Representative Paul Ryan, while very willing to negotiate with Democrats over the budget and entitlement reform, is a major advocate of wholesale changes to the federal government’s Medicaid and Medicare programs and restructuring the U.S. federal tax code. Past positions have included block granting Medicaid, replacing Medicare with a voucher system for seniors (that many criticized as short-cutting funding for beneficiaries), and major reductions in the tax rate for high income taxpayers. With Paul Ryan as potentially the new Speaker, mostly likely these public policy proposals will be granted new life. Advocates should expect a tough time ahead for non-defense discretionary programs – Representative Ryan more than once advocated for significant reductions in domestic spending.

As his last act, John Boehner did manage to negotiate an agreement with his Senate colleagues and the White House over a debt extension and two-year budget agreement. The clock was rapidly approaching the alarm buzzer on a deadline for an agreement or the U.S. would default on its obligations. With this agreement, which has passed both chambers and was signed by the President, the threat of a U.S. default has been eliminated for the next two years.

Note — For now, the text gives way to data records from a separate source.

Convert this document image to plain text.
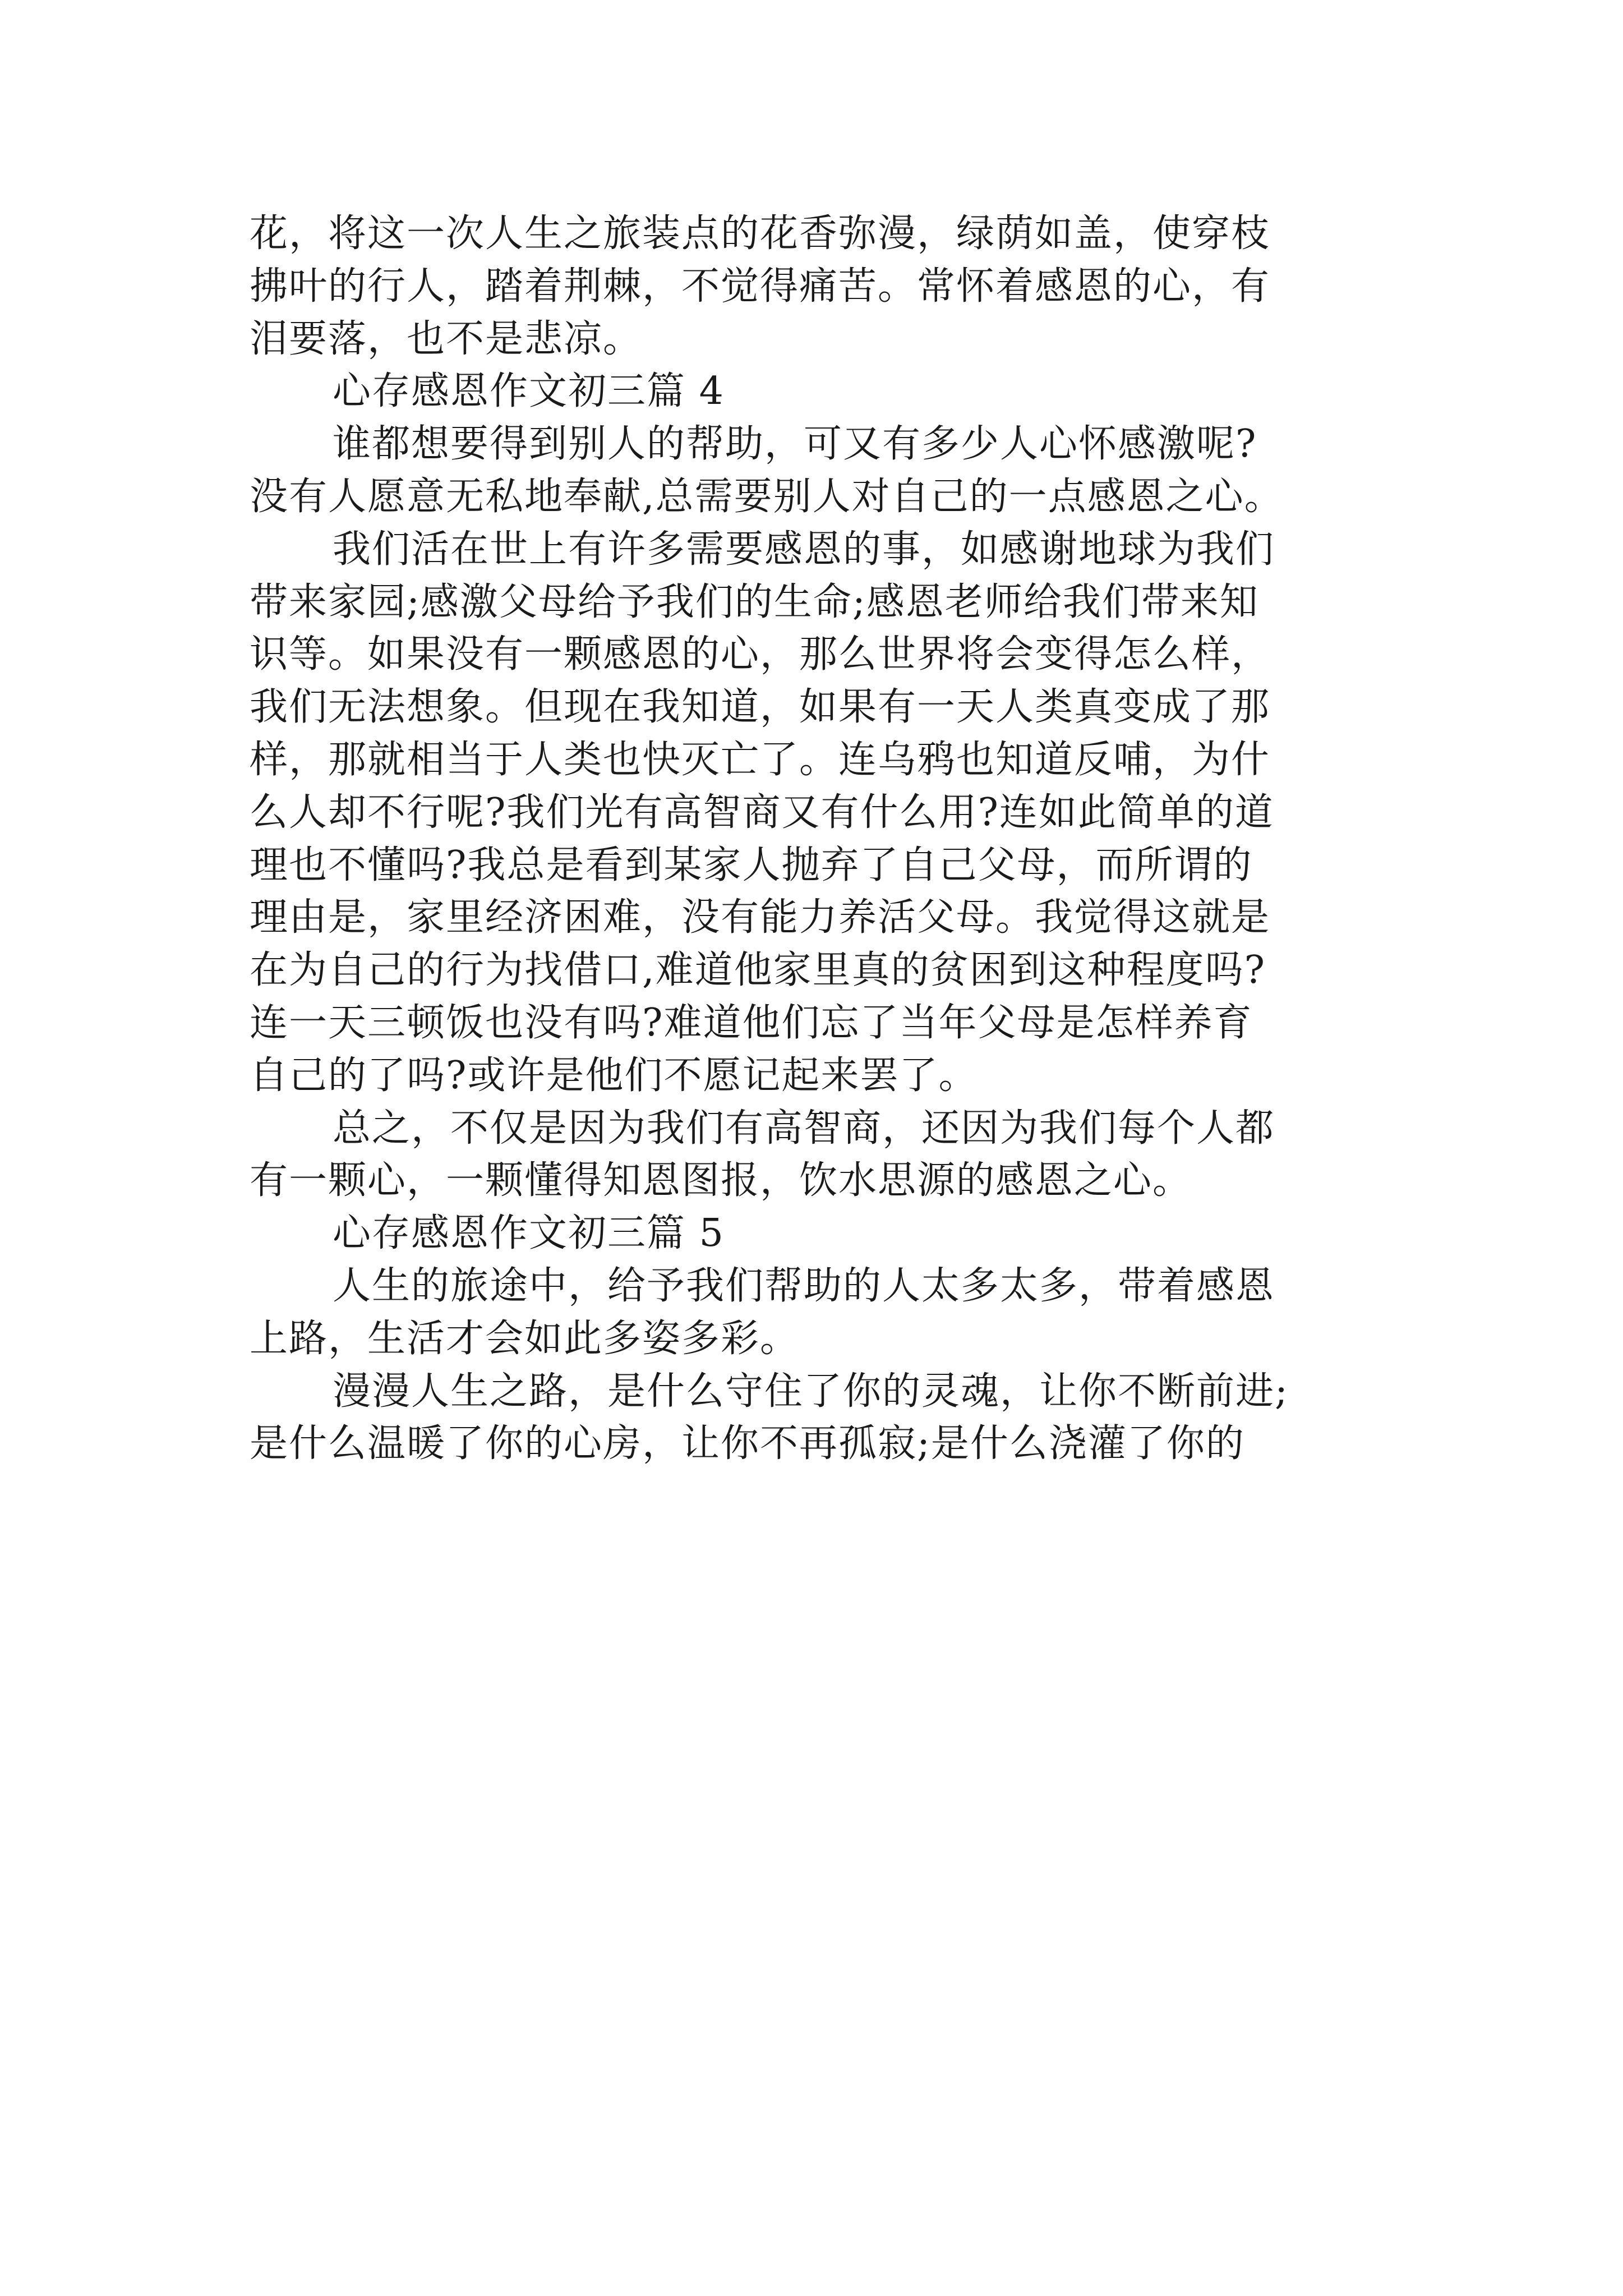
花，将这一次人生之旅装点的花香弥漫，绿荫如盖，使穿枝
拂叶的行人，踏着荆棘，不觉得痛苦。常怀着感恩的心，有
泪要落，也不是悲凉。
心存感恩作文初三篇 4
谁都想要得到别人的帮助，可又有多少人心怀感激呢?
没有人愿意无私地奉献,总需要别人对自己的一点感恩之心。
我们活在世上有许多需要感恩的事，如感谢地球为我们
带来家园;感激父母给予我们的生命;感恩老师给我们带来知
识等。如果没有一颗感恩的心，那么世界将会变得怎么样，
我们无法想象。但现在我知道，如果有一天人类真变成了那
样，那就相当于人类也快灭亡了。连乌鸦也知道反哺，为什
么人却不行呢?我们光有高智商又有什么用?连如此简单的道
理也不懂吗?我总是看到某家人抛弃了自己父母，而所谓的
理由是，家里经济困难，没有能力养活父母。我觉得这就是
在为自己的行为找借口,难道他家里真的贫困到这种程度吗?
连一天三顿饭也没有吗?难道他们忘了当年父母是怎样养育
自己的了吗?或许是他们不愿记起来罢了。
总之，不仅是因为我们有高智商，还因为我们每个人都
有一颗心，一颗懂得知恩图报，饮水思源的感恩之心。
心存感恩作文初三篇 5
人生的旅途中，给予我们帮助的人太多太多，带着感恩
上路，生活才会如此多姿多彩。
漫漫人生之路，是什么守住了你的灵魂，让你不断前进;
是什么温暖了你的心房，让你不再孤寂;是什么浇灌了你的
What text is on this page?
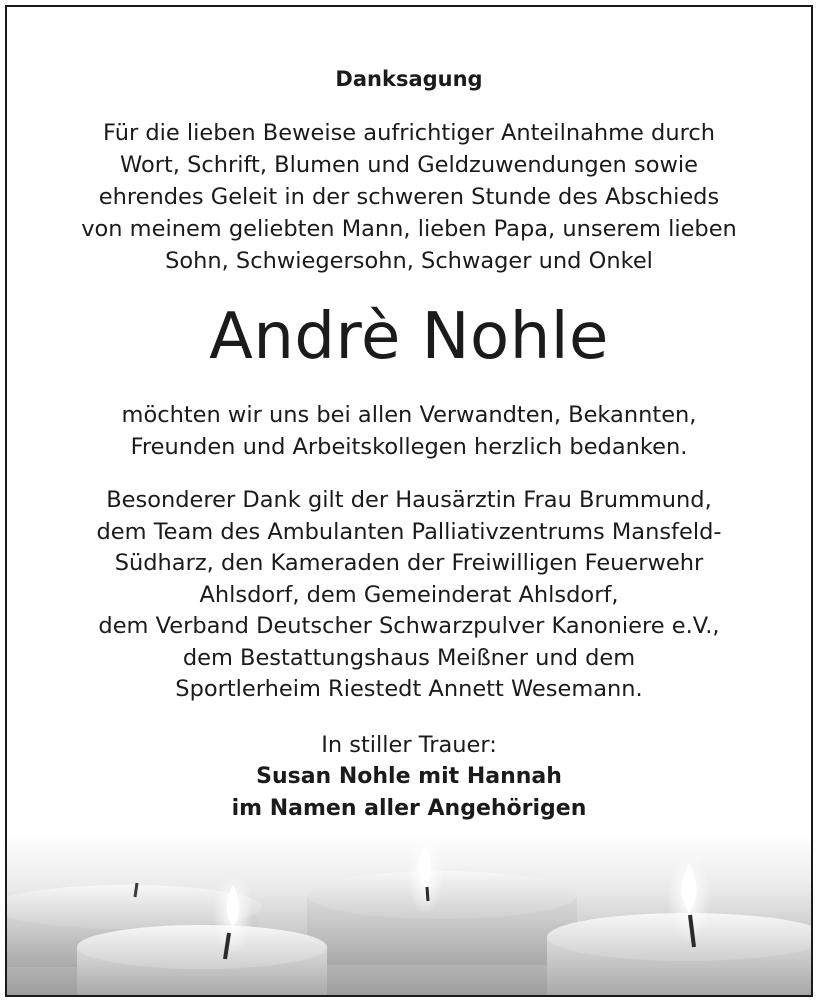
Danksagung
Für die lieben Beweise aufrichtiger Anteilnahme durch
Wort, Schrift, Blumen und Geldzuwendungen sowie
ehrendes Geleit in der schweren Stunde des Abschieds
von meinem geliebten Mann, lieben Papa, unserem lieben
Sohn, Schwiegersohn, Schwager und Onkel
Andrè Nohle
möchten wir uns bei allen Verwandten, Bekannten,
Freunden und Arbeitskollegen herzlich bedanken.
Besonderer Dank gilt der Hausärztin Frau Brummund,
dem Team des Ambulanten Palliativzentrums Mansfeld-
Südharz, den Kameraden der Freiwilligen Feuerwehr
Ahlsdorf, dem Gemeinderat Ahlsdorf,
dem Verband Deutscher Schwarzpulver Kanoniere e.V.,
dem Bestattungshaus Meißner und dem
Sportlerheim Riestedt Annett Wesemann.
In stiller Trauer:
Susan Nohle mit Hannah
im Namen aller Angehörigen
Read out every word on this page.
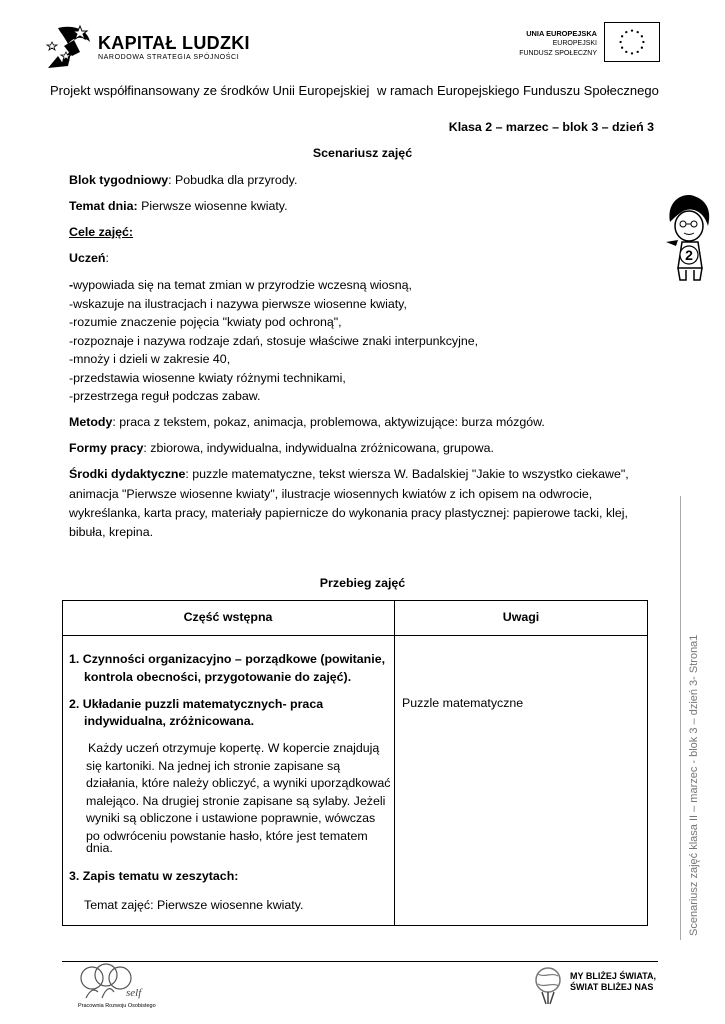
KAPITAŁ LUDZKI
NARODOWA STRATEGIA SPÓJNOŚCI
UNIA EUROPEJSKA
EUROPEJSKI
FUNDUSZ SPOŁECZNY
Projekt współfinansowany ze środków Unii Europejskiej w ramach Europejskiego Funduszu Społecznego
Klasa 2 – marzec – blok 3 – dzień 3
2
Scenariusz zajęć klasa II – marzec - blok 3 – dzień 3- Strona1
Scenariusz zajęć
Blok tygodniowy: Pobudka dla przyrody.
Temat dnia: Pierwsze wiosenne kwiaty.
Cele zajęć:
Uczeń:
-wypowiada się na temat zmian w przyrodzie wczesną wiosną,
-wskazuje na ilustracjach i nazywa pierwsze wiosenne kwiaty,
-rozumie znaczenie pojęcia "kwiaty pod ochroną",
-rozpoznaje i nazywa rodzaje zdań, stosuje właściwe znaki interpunkcyjne,
-mnoży i dzieli w zakresie 40,
-przedstawia wiosenne kwiaty różnymi technikami,
-przestrzega reguł podczas zabaw.
Metody: praca z tekstem, pokaz, animacja, problemowa, aktywizujące: burza mózgów.
Formy pracy: zbiorowa, indywidualna, indywidualna zróżnicowana, grupowa.
Środki dydaktyczne: puzzle matematyczne, tekst wiersza W. Badalskiej "Jakie to wszystko ciekawe",
animacja "Pierwsze wiosenne kwiaty", ilustracje wiosennych kwiatów z ich opisem na odwrocie,
wykreślanka, karta pracy, materiały papiernicze do wykonania pracy plastycznej: papierowe tacki, klej,
bibuła, krepina.
Przebieg zajęć
Część wstępna	Uwagi
1. Czynności organizacyjno – porządkowe (powitanie,
kontrola obecności, przygotowanie do zajęć).
2. Układanie puzzli matematycznych- praca
indywidualna, zróżnicowana.
Każdy uczeń otrzymuje kopertę. W kopercie znajdują
się kartoniki. Na jednej ich stronie zapisane są
działania, które należy obliczyć, a wyniki uporządkować
malejąco. Na drugiej stronie zapisane są sylaby. Jeżeli
wyniki są obliczone i ustawione poprawnie, wówczas
po odwróceniu powstanie hasło, które jest tematem
dnia.
3. Zapis tematu w zeszytach:
Temat zajęć: Pierwsze wiosenne kwiaty.
Puzzle matematyczne
self
Pracownia Rozwoju Osobistego
MY BLIŻEJ ŚWIATA,
ŚWIAT BLIŻEJ NAS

As part of the agreement, sequester caps on both defense and non-defense discretionary funding were increased for the next two years, pleasing (in the face of seven harsher cuts) both defense hawks and advocates for domestic needs. As a pay-for offset, the agreement does extend the Medicare 2%, for an additional two years, across the board cut to

reimbursements, but this has already been in effect for several years. There was also a major Medicare reimbursement change enacted because of this deal. Hospitals who provided outpatient medical care were paid a significantly higher rate by Medicare for those same services than in any other setting, such as community health centers or private doctors’ offices. Some physician groups had long argued this was not only unfair, it also encouraged hospitals to aggressively acquire physician groups to gain the higher Medicare hospital rate. These changes will essentially align Medicare outpatient medical care reimbursement to the non-hospital rate. Hospitals decried the reductions in reimbursement, but to no avail.